Business News Digital

Billy Bragg apologises to Taylor Swift, offers “full support” in “fight for transparency”

By | Published on Friday 21 November 2014

Billy Bragg

Billy Bragg has apologised to Taylor Swift for suggesting that she had accepted money from Google to promote YouTube Music Key, after it emerged that none of her albums feature on the new streaming service.

It had been widely reported (including by us on one occasion, for which we can only apologise and then pass the buck) that Swift’s catalogue would feature on YouTube Music Key, minus new album ‘1989’, as journalists were told at a press briefing by YouTube last week. This despite the new YouTube set-up, like Spotify, having freemium and premium fully on-demand levels after Swift’s label had said that its problem with Spotify was compulsory participation in the free element of the service.

Though as people got access to the invite-only beta version of YouTube’s actual subscription set-up earlier this week, it became apparent that this wasn’t the case. Meanwhile, the singles that are available via the Taylor Swift ‘watch card’ in both freemium and premium actually come from Vevo, and the plethora of unofficial user-uploads of Swift’s tunes on the wider YouTube platform seem to be gone following a pretty efficient takedown spring clean by the singer’s reps.

Earlier this week, calling out Swift for bailing on Spotify over its freemium level, but then seemingly getting into bed with YouTube’s equivalent, Bragg wrote on Facebook: “What a shame that Taylor Swift’s principled stand against those who would give her music away for free has turned out to be nothing more than a corporate power play”.

However, writing a new Facebook update yesterday, Bragg said: “I want to apologise to Taylor Swift for accusing her of selling her soul to Google”.

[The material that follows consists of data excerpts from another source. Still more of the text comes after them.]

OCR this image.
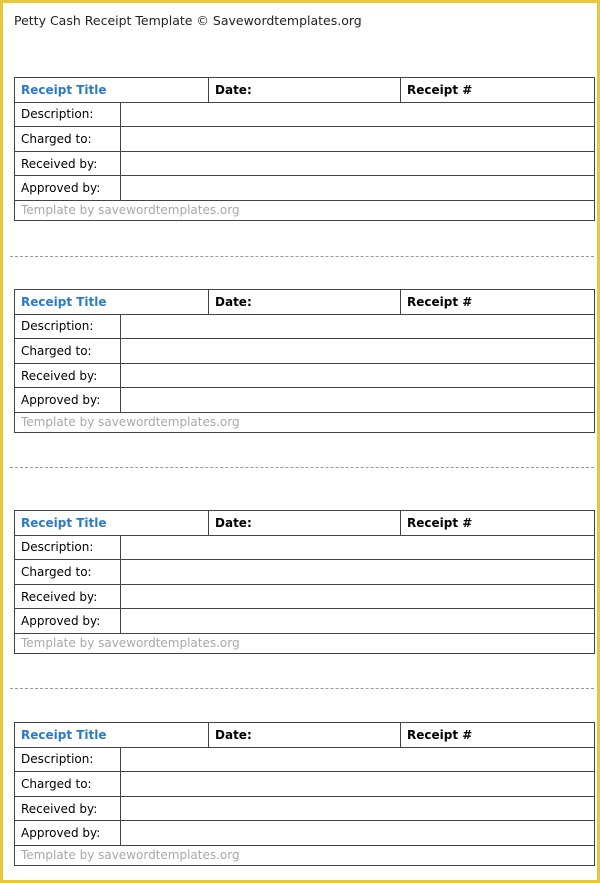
Petty Cash Receipt Template © Savewordtemplates.org
Receipt Title		Date:	Receipt #
Description:			
Charged to:			
Received by:			
Approved by:			
Template by savewordtemplates.org			
Receipt Title		Date:	Receipt #
Description:			
Charged to:			
Received by:			
Approved by:			
Template by savewordtemplates.org			
Receipt Title		Date:	Receipt #
Description:			
Charged to:			
Received by:			
Approved by:			
Template by savewordtemplates.org			
Receipt Title		Date:	Receipt #
Description:			
Charged to:			
Received by:			
Approved by:			
Template by savewordtemplates.org			
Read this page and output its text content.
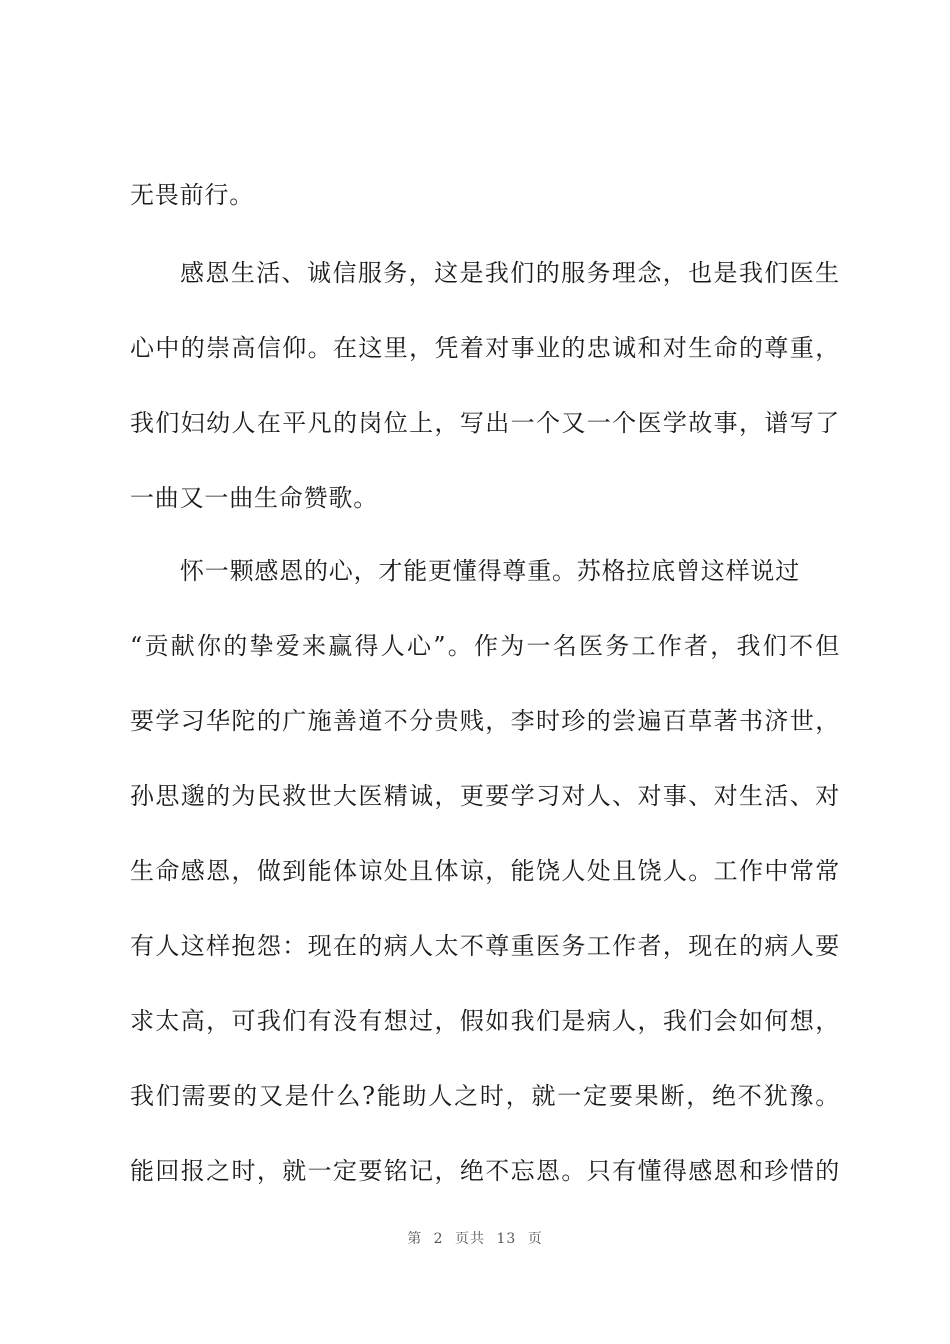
无畏前行。
感恩生活、诚信服务，这是我们的服务理念，也是我们医生
心中的崇高信仰。在这里，凭着对事业的忠诚和对生命的尊重，
我们妇幼人在平凡的岗位上，写出一个又一个医学故事，谱写了
一曲又一曲生命赞歌。
怀一颗感恩的心，才能更懂得尊重。苏格拉底曾这样说过
“贡献你的挚爱来赢得人心”。作为一名医务工作者，我们不但
要学习华陀的广施善道不分贵贱，李时珍的尝遍百草著书济世，
孙思邈的为民救世大医精诚，更要学习对人、对事、对生活、对
生命感恩，做到能体谅处且体谅，能饶人处且饶人。工作中常常
有人这样抱怨：现在的病人太不尊重医务工作者，现在的病人要
求太高，可我们有没有想过，假如我们是病人，我们会如何想，
我们需要的又是什么?能助人之时，就一定要果断，绝不犹豫。
能回报之时，就一定要铭记，绝不忘恩。只有懂得感恩和珍惜的
第 2 页共 13 页
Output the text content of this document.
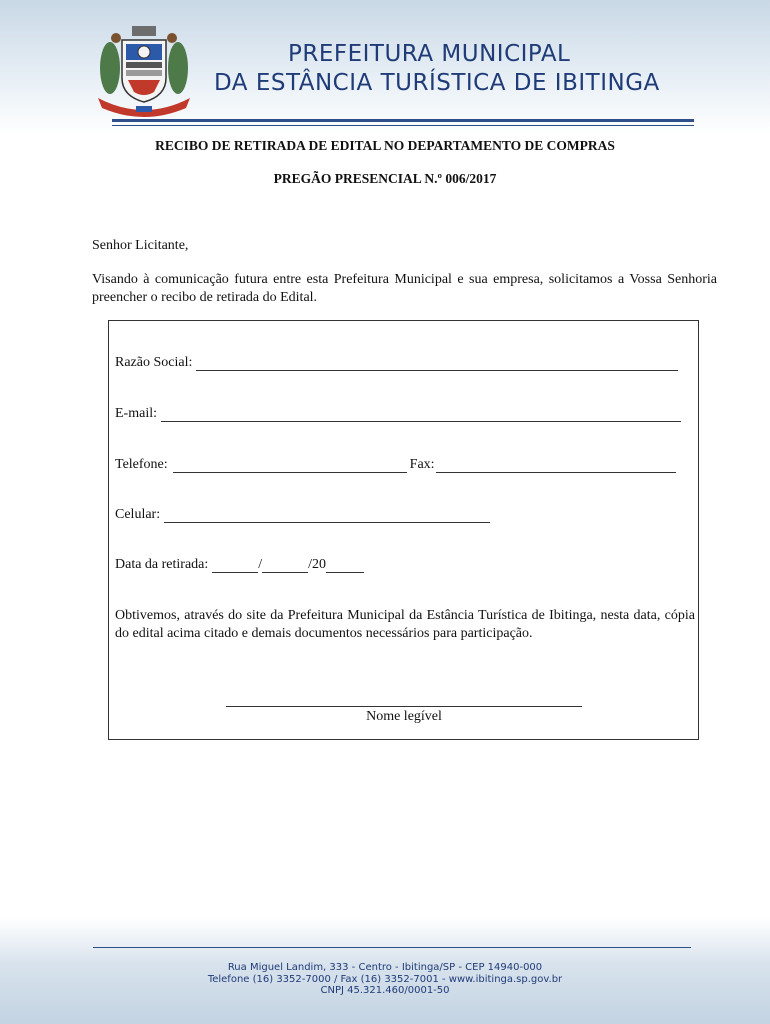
PREFEITURA MUNICIPAL
DA ESTÂNCIA TURÍSTICA DE IBITINGA
RECIBO DE RETIRADA DE EDITAL NO DEPARTAMENTO DE COMPRAS
PREGÃO PRESENCIAL N.º 006/2017
Senhor Licitante,
Visando à comunicação futura entre esta Prefeitura Municipal e sua empresa, solicitamos a Vossa Senhoria preencher o recibo de retirada do Edital.
Razão Social:
E-mail:
Telefone:	Fax:
Celular:
Data da retirada:	/	/20
Obtivemos, através do site da Prefeitura Municipal da Estância Turística de Ibitinga, nesta data, cópia do edital acima citado e demais documentos necessários para participação.
Nome legível
Rua Miguel Landim, 333 - Centro - Ibitinga/SP - CEP 14940-000
Telefone (16) 3352-7000 / Fax (16) 3352-7001 - www.ibitinga.sp.gov.br
CNPJ 45.321.460/0001-50
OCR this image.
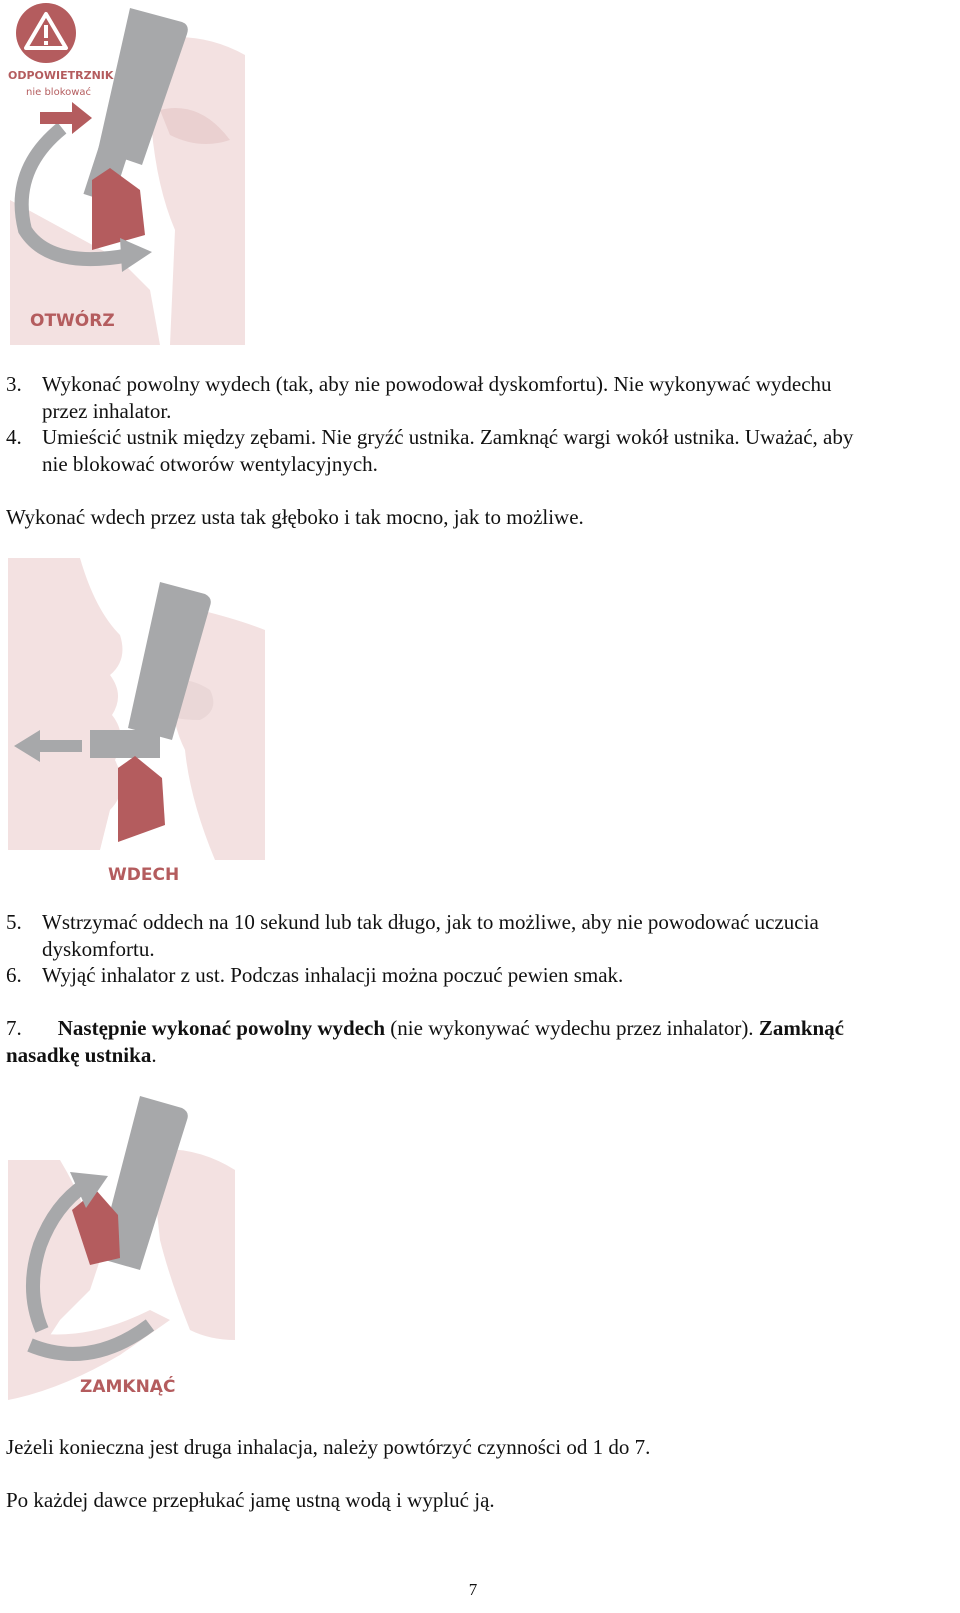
ODPOWIETRZNIK
nie blokować
OTWÓRZ
3. Wykonać powolny wydech (tak, aby nie powodował dyskomfortu). Nie wykonywać wydechu
przez inhalator.
4. Umieścić ustnik między zębami. Nie gryźć ustnika. Zamknąć wargi wokół ustnika. Uważać, aby
nie blokować otworów wentylacyjnych.
Wykonać wdech przez usta tak głęboko i tak mocno, jak to możliwe.
WDECH
5. Wstrzymać oddech na 10 sekund lub tak długo, jak to możliwe, aby nie powodować uczucia
dyskomfortu.
6. Wyjąć inhalator z ust. Podczas inhalacji można poczuć pewien smak.
7. Następnie wykonać powolny wydech (nie wykonywać wydechu przez inhalator). Zamknąć
nasadkę ustnika.
ZAMKNĄĆ
Jeżeli konieczna jest druga inhalacja, należy powtórzyć czynności od 1 do 7.
Po każdej dawce przepłukać jamę ustną wodą i wypluć ją.
7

He continued: “My criticism was based on the fact that Swift’s back catalogue was the central feature of a demonstration of the Music Key services given to journalists in London last week … Learning that Google were using Swift to promote Music Key gave me the impression that her music was going to be front and centre of their launch, the implication being that her Spotify boycott was a corporate power play, rather than an attempt by an artist to make the point that music has value”.

In conclusion, he said: “The time will surely come when content creators have to band together to challenge deals done between rights holders and service providers, details of which are kept from artists and their representatives. If Ms Swift is going to lead that fight for transparency, she will have my full support”.

He also barred journalists from using the headline ‘Bragg makes Swift apology’, which accounts for the clunky mess you see at the top of this story. Look at us, passing the buck twice in one story.